The Department for Education (DfE) has today (15th July 2025) published details of its new statutory Relationships, Sex and Health Education guidance for schools.
The End Violence Against Women Coalition (EVAW) welcomes its new focus on helping boys identify positive role models and challenging myths about women and relationships that are spread online, as well as a focus on new and emerging sexual ethics and behaviour in the online age. This includes education on the impact of AI, deepfakes and how pornography links to misogyny.
Following our campaigning for quality RSHE for all young people, we are pleased to see the guidance highlight the importance of teaching young people about what healthy relationships look like, as well as a range of harms that include those experienced online.
We are particularly pleased to see the new guidance focus on the impact of pornography on young people and specific consideration of online harms and the manosphere. However, we are clear that there must be greater focus on equipping young people with digital skills through robust media literacy that is delivered from primary onwards to ensure that children understand how to navigate the online world.
Children and young people cannot be fully protected from online harms without robust regulation. The responsibility cannot be solely on them to try and keep themselves safe online, when tech companies continue to profit from harms.
Given that girls from Black and minoritised communities and LGBTQ+ children face disproportionate levels of sexual harassment and violence, we are disappointed that the guidance does not place abuse within an intersectional framework by acknowledging the overlapping forms of harm often faced by young people.
Young people want quality relationships and sex education
EVAW’s 2023 #AboutTime research found that 80% of young girls want schools to do more to tackle sexual harassment and support young people’s sex and relationships guidance. Two years on, we welcome much of the guidance’s contents, particularly its guiding principles.

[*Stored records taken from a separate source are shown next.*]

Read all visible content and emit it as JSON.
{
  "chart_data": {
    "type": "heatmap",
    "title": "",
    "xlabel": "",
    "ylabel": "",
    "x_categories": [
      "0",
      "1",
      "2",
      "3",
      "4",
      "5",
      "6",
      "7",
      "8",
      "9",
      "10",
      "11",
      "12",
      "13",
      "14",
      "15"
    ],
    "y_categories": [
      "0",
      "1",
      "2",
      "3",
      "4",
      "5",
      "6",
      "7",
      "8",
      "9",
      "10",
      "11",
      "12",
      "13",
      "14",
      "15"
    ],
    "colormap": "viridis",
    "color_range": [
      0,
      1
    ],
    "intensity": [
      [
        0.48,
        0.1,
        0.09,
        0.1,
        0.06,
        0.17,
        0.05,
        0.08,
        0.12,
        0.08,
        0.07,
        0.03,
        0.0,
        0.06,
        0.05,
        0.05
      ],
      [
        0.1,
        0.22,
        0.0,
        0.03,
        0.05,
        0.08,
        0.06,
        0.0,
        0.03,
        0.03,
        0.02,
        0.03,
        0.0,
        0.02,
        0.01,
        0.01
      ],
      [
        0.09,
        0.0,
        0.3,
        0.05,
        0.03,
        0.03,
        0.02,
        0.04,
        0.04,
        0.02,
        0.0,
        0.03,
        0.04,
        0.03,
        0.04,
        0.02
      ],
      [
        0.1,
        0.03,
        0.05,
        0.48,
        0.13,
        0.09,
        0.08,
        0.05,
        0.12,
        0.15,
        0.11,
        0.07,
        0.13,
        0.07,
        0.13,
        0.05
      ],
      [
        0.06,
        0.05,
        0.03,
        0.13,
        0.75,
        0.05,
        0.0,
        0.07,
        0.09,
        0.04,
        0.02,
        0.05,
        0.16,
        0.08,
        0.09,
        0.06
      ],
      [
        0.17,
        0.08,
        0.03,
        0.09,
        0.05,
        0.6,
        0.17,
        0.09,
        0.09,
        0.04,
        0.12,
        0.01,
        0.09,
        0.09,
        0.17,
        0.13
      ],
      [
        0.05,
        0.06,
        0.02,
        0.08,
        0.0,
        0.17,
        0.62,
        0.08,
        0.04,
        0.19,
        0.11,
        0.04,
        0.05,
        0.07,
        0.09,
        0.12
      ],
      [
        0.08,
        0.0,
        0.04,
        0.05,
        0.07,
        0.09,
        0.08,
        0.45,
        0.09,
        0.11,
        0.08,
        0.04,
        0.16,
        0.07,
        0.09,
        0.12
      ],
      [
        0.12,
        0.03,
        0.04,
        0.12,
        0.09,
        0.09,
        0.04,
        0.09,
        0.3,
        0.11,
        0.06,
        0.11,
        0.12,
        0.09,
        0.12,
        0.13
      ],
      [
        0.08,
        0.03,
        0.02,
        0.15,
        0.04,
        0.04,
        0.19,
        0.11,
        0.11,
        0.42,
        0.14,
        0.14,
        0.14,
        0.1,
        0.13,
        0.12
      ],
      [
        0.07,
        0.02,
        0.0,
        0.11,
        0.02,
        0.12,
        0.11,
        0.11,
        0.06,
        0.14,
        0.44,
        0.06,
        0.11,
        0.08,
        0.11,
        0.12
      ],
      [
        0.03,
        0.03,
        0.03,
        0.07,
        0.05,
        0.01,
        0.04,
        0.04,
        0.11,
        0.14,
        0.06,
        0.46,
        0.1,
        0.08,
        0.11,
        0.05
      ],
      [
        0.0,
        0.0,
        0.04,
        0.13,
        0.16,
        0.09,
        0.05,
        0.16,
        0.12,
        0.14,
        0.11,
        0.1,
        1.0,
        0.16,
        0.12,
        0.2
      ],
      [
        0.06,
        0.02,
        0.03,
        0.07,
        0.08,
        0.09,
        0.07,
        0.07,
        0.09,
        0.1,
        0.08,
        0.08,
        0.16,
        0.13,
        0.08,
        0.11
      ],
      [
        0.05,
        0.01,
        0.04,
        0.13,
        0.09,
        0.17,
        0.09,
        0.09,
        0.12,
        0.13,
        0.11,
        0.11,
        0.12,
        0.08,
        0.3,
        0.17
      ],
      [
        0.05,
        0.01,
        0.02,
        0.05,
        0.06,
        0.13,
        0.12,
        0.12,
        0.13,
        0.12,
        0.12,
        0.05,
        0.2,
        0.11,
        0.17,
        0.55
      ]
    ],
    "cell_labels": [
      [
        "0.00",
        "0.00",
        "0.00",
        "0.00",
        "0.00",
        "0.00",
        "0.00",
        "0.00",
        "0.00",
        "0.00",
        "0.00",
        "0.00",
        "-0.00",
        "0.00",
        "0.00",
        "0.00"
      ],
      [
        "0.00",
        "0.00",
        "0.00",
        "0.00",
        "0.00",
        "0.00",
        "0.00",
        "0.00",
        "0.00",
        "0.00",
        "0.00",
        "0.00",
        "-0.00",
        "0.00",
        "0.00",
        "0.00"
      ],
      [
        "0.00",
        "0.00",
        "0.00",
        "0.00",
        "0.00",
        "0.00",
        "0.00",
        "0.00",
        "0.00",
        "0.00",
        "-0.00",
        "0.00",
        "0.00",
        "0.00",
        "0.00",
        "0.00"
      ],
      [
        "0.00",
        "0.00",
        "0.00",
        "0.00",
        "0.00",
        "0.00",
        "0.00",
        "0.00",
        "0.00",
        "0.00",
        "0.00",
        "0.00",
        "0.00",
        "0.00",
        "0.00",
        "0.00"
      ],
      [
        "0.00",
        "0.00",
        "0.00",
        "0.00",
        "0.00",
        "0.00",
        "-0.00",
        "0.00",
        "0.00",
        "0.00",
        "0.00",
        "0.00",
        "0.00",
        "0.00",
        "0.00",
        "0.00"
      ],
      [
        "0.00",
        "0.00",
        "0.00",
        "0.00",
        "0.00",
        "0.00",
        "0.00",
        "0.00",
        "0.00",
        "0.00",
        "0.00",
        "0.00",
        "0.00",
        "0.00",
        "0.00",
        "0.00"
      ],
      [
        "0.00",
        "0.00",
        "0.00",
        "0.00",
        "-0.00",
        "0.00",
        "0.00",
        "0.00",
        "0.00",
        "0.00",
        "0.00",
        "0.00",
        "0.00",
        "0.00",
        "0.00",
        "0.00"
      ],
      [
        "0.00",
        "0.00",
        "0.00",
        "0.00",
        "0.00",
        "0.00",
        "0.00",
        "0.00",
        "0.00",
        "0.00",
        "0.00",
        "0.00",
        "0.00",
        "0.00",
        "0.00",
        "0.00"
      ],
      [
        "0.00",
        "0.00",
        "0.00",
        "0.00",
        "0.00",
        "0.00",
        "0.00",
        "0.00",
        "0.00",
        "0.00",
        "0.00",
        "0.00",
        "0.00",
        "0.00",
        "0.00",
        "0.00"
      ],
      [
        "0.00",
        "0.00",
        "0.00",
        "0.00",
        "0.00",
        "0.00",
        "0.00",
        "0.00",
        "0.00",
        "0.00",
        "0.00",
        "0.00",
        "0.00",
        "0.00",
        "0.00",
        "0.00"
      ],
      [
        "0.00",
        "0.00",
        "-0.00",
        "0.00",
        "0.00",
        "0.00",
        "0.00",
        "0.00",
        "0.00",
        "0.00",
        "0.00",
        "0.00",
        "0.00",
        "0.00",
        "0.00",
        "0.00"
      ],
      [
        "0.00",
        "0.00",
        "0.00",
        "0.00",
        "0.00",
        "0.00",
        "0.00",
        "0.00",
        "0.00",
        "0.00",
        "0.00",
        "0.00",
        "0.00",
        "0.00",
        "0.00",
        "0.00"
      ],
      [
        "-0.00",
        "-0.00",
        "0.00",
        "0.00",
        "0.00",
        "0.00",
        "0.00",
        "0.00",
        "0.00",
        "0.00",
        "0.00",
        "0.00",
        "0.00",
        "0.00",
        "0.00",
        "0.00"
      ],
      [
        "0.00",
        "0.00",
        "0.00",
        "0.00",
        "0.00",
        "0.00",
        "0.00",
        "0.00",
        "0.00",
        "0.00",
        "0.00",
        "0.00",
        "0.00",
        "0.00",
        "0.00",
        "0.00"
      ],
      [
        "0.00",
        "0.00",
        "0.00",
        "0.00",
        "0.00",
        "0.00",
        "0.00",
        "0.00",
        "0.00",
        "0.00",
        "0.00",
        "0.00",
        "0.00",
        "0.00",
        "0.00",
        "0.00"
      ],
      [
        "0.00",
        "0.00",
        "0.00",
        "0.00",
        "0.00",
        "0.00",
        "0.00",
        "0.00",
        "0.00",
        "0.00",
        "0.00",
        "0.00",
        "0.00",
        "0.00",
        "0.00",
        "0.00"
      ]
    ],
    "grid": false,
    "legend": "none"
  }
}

While we wait for publication of the full guidance, we call on the government to listen to young survivors and over 100,000 members of the public and make RSHE mandatory for 16-18 year olds in schools and educational settings.
Young people aged 16-19 experience greater rates of domestic abuse than any other age group, and recent data showed full-time students are more than 4 times as likely to have experienced sexual assault than those in any other type of occupation, so it is crucial that this age group are equipped with the education they need as they begin to navigate some of their first romantic and sexual relationships.
Engaging boys and young men in this education is crucial, particularly in an era when they are being continuously served extreme misogyny online. Our new report, released yesterday, provides best practice for this, in education and beyond.
Rebecca Hitchen, Head of Policy & Campaigns at the End Violence Against Women Coalition (EVAW), said:
“We welcome this new guidance and its focus on engaging boys and addressing myths and stereotypes about gender as well as porn and the rampant misogyny flooding the online world they navigate on a daily basis.
However, ensuring young people receive the high quality relationships and sex education they deserve requires much more. Details of the funding for schools attached to the new guidance, how the government plans to train and support teachers, as well as funding for specialist organisations going into schools, will be crucial to its successful implementation.
Specialist organisations like Tender, Beyond Equality, Split Banana and many others demonstrate the importance of creating specific spaces for young people to unpick and talk through the harmful messages they are exposed to about gender, consent and sexual norms. But this requires proper investment and dedicated resource.
As it stands, the legal requirement to offer relationships and sex education stops aged 16. Alongside Make It Mandatory, Sex Education Forum and sexual health charity Brook, we are campaigning for RSHE to extend all the way to 18, so that all young people can learn and develop essential life skills around sex, consent and healthy relationships, at the stage of life in which many have their first relationships.
As a society, we need to find more ways to engage men and boys in conversations about gender-based violence, because everyone benefits from tackling gender inequality and the other inequalities that shape our lives. To that end, we have produced a number of recommendations setting out how men and boys can be more involved in ending violence against women and girls.”